Drexel Pride Month began Friday. It is a time to recognize the impact the lesbian, gay, bisexual and transgender communities have had on the United States and the world both historically and culturally.
One area where the LGBT community has only recently begun to see mainstream recognition and support is the world of comics. Now a juggernaut of the entertainment industry, the comic industry has largely ignored LGBT characters and authors/artists.
Drexel assistant professor of English André Carrington and artist Jen Camper teamed up to organize an international conference featuring the creative minds behind the LGBT comics that have found prominence and recognize this underrepresented population.
That conference, Queers & Comics, will be held this weekend, May 7–8 in New York City.
Carrington took time to talk to DrexelNow about the conference.
Q: First, who is your favorite comic book character?
A: Storm from the Marvel X-Men comics is a longtime favorite; she’s probably the most recognizable black comic book character and maybe the second-most recognizable woman depicted in comics, after Wonder Woman. She’s been featured in great stories for 40 years. I have a figurine of her in my office.
Q: Minority characters are traditionally pretty underrepresented in comics and LGBT characters are featured even less. Do you think strides are being made? Do you think this conference will help?
A: Mainstream comic book companies have been slow to employ and to represent people of color and LGBT people, and we see the same patterns in publishing and other media industries.
By working independently and creating outlets of their own, however, a really diverse group of LGBT comics artists has shown the value of creativity for people of all backgrounds. The conference will commemorate that work, including a reunion of contributors to the groundbreaking “Gay Comix” series that started in 1980.
One way the conference may have a wider impact is by showcasing the contributions of people of color and transgender writers and artists, as well as artists from outside the United States who can shed light on how representation plays out differently in various languages and reading publics. As I teach in my course on comics and graphic novels, underground and alternative comix, as well as webcomics, have much more diverse topics than the big companies represent, and the medium of comics fits in with literature and the publishing industry very differently in France, Belgium and Japan, as opposed to North America.
Q: Comic conventions have a reputation for featuring “cosplay” (attendees dressing like their favorite characters) and bleeding into pop culture genres like film and gaming that may not exactly be related to comics. How will this conference be similar and how will it be different?
A: I hope there will be some cosplay, but this isn’t a convention. With a packed schedule of panel discussions, the conference will provide a venue for artists and scholars to have conversations.
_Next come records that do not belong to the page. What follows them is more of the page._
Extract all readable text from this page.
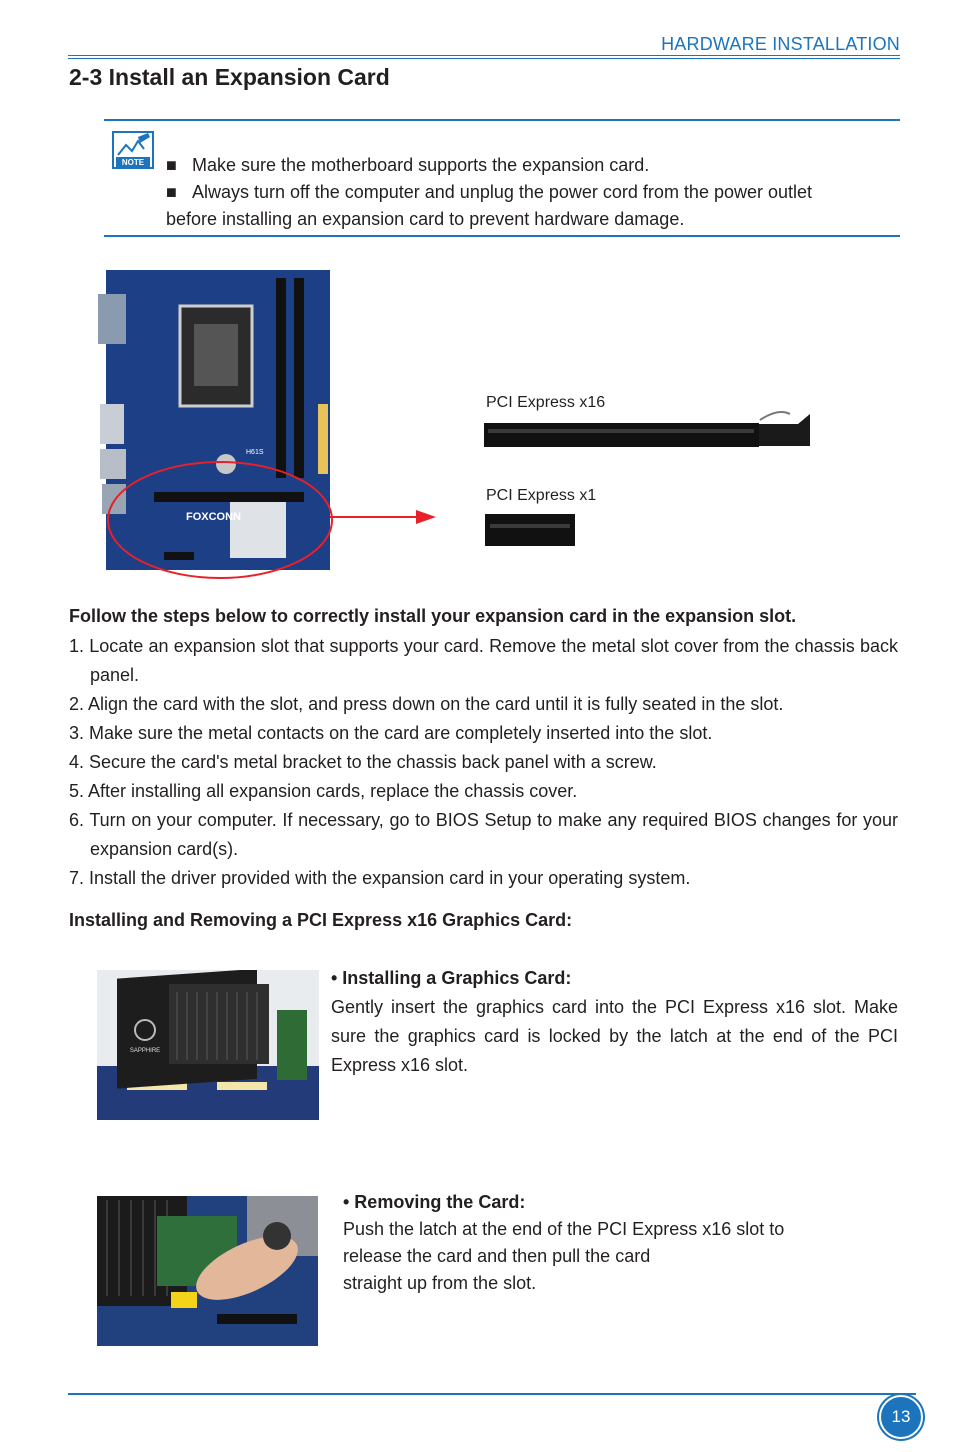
HARDWARE INSTALLATION
2-3 Install an Expansion Card
NOTE ■ Make sure the motherboard supports the expansion card.
■ Always turn off the computer and unplug the power cord from the power outlet
before installing an expansion card to prevent hardware damage.
FOXCONN
H61S
PCI Express x16
PCI Express x1
Follow the steps below to correctly install your expansion card in the expansion slot.
1. Locate an expansion slot that supports your card. Remove the metal slot cover from the chassis back panel.
2. Align the card with the slot, and press down on the card until it is fully seated in the slot.
3. Make sure the metal contacts on the card are completely inserted into the slot.
4. Secure the card's metal bracket to the chassis back panel with a screw.
5. After installing all expansion cards, replace the chassis cover.
6. Turn on your computer. If necessary, go to BIOS Setup to make any required BIOS changes for your expansion card(s).
7. Install the driver provided with the expansion card in your operating system.
Installing and Removing a PCI Express x16 Graphics Card:
SAPPHIRE
• Installing a Graphics Card:
Gently insert the graphics card into the PCI Express x16 slot. Make sure the graphics card is locked by the latch at the end of the PCI Express x16 slot.
• Removing the Card:
Push the latch at the end of the PCI Express x16 slot to
release the card and then pull the card
straight up from the slot.
13
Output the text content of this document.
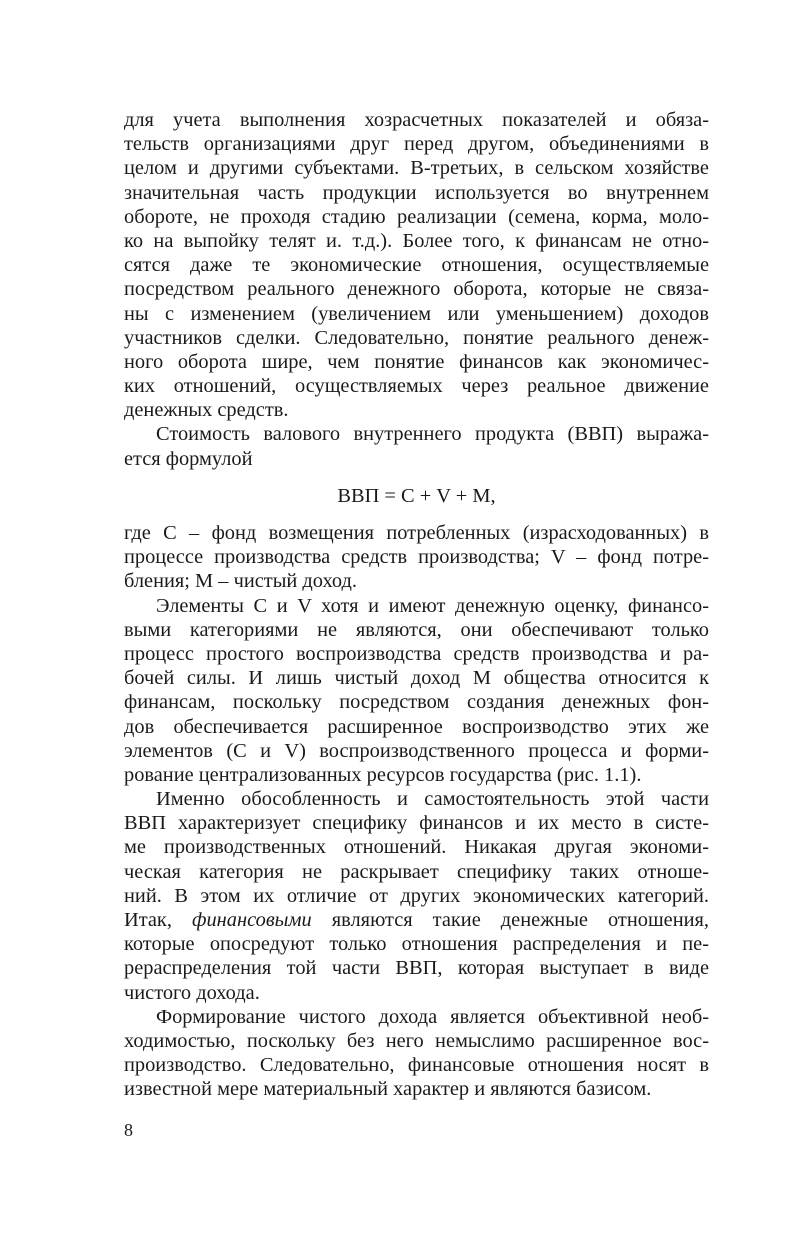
для учета выполнения хозрасчетных показателей и обяза-
тельств организациями друг перед другом, объединениями в
целом и другими субъектами. В-третьих, в сельском хозяйстве
значительная часть продукции используется во внутреннем
обороте, не проходя стадию реализации (семена, корма, моло-
ко на выпойку телят и. т.д.). Более того, к финансам не отно-
сятся даже те экономические отношения, осуществляемые
посредством реального денежного оборота, которые не связа-
ны с изменением (увеличением или уменьшением) доходов
участников сделки. Следовательно, понятие реального денеж-
ного оборота шире, чем понятие финансов как экономичес-
ких отношений, осуществляемых через реальное движение
денежных средств.
Стоимость валового внутреннего продукта (ВВП) выража-
ется формулой
ВВП = С + V + М,
где С – фонд возмещения потребленных (израсходованных) в
процессе производства средств производства; V – фонд потре-
бления; М – чистый доход.
Элементы С и V хотя и имеют денежную оценку, финансо-
выми категориями не являются, они обеспечивают только
процесс простого воспроизводства средств производства и ра-
бочей силы. И лишь чистый доход М общества относится к
финансам, поскольку посредством создания денежных фон-
дов обеспечивается расширенное воспроизводство этих же
элементов (С и V) воспроизводственного процесса и форми-
рование централизованных ресурсов государства (рис. 1.1).
Именно обособленность и самостоятельность этой части
ВВП характеризует специфику финансов и их место в систе-
ме производственных отношений. Никакая другая экономи-
ческая категория не раскрывает специфику таких отноше-
ний. В этом их отличие от других экономических категорий.
Итак, финансовыми являются такие денежные отношения,
которые опосредуют только отношения распределения и пе-
рераспределения той части ВВП, которая выступает в виде
чистого дохода.
Формирование чистого дохода является объективной необ-
ходимостью, поскольку без него немыслимо расширенное вос-
производство. Следовательно, финансовые отношения носят в
известной мере материальный характер и являются базисом.
8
At conventions, artists have to work the whole time — they have to sell their books and promote the companies who distribute their work to make a living.
While we all enjoy a range of media and creative forms along with comics and cartoon art, Queers & Comics is providing a platform for creators to share stories and images that represent their medium in all its forms, from self-published books to zines to webcomics to political cartoons. That will make it a unique opportunity for scholars, as well.
Q: Is there a certain topic or theme you are particularly excited for?
A: We have been so bogged down in details for months that it’s hard to say. Once we posted the schedule on the website, co-organizer Jen Camper and I stepped back and realized this is an unprecedented gathering of talent.
But I am most excited, personally, to have this opportunity to host an artist whose career has inspired me since I was a teenager: Ivan Velez Jr.
Ivan was one of the principal creators involved in Milestone Media, a black-owned publisher that introduced some of the first and most exciting images of queer people of color in comic books in the 1990s. Velez will be convening a conversation with Japanese gay manga artist Gengoroh Tagame at the event, along with the translator and editor who have published Tagame’s work in English.
Q: Is this conference something you hope becomes an annual event? What do you hope it accomplishes?
A: There has been some discussion of having another conference in two years on the West Coast, and I would like to help make that happen. In addition to documenting the legacy of lesbian, bisexual, transgender and gay cartoonists, I hope it will help bring emerging voices in this art form to the attention of readers, including academics.
Ultimately, I also hope this conference helps the organization I work with, CLAGS: The Center for LGBTQ Studies, demonstrate how creativity and research complement each other when it comes to producing knowledge about areas of culture and society that are otherwise left on the margins. My principal collaborator, Jen Camper, who came up with the idea for the conference, is a cartoonist, and I’d like to think that the event reflects her priorities as a working artist as well as my expertise as a scholar who reads and writes about comics as literature.
Q: Final, traditional comic question — Who would win in a fight: DC’s Hawkman or Marvel’s Hawkeye?
A: Neither. I think they would hug it out.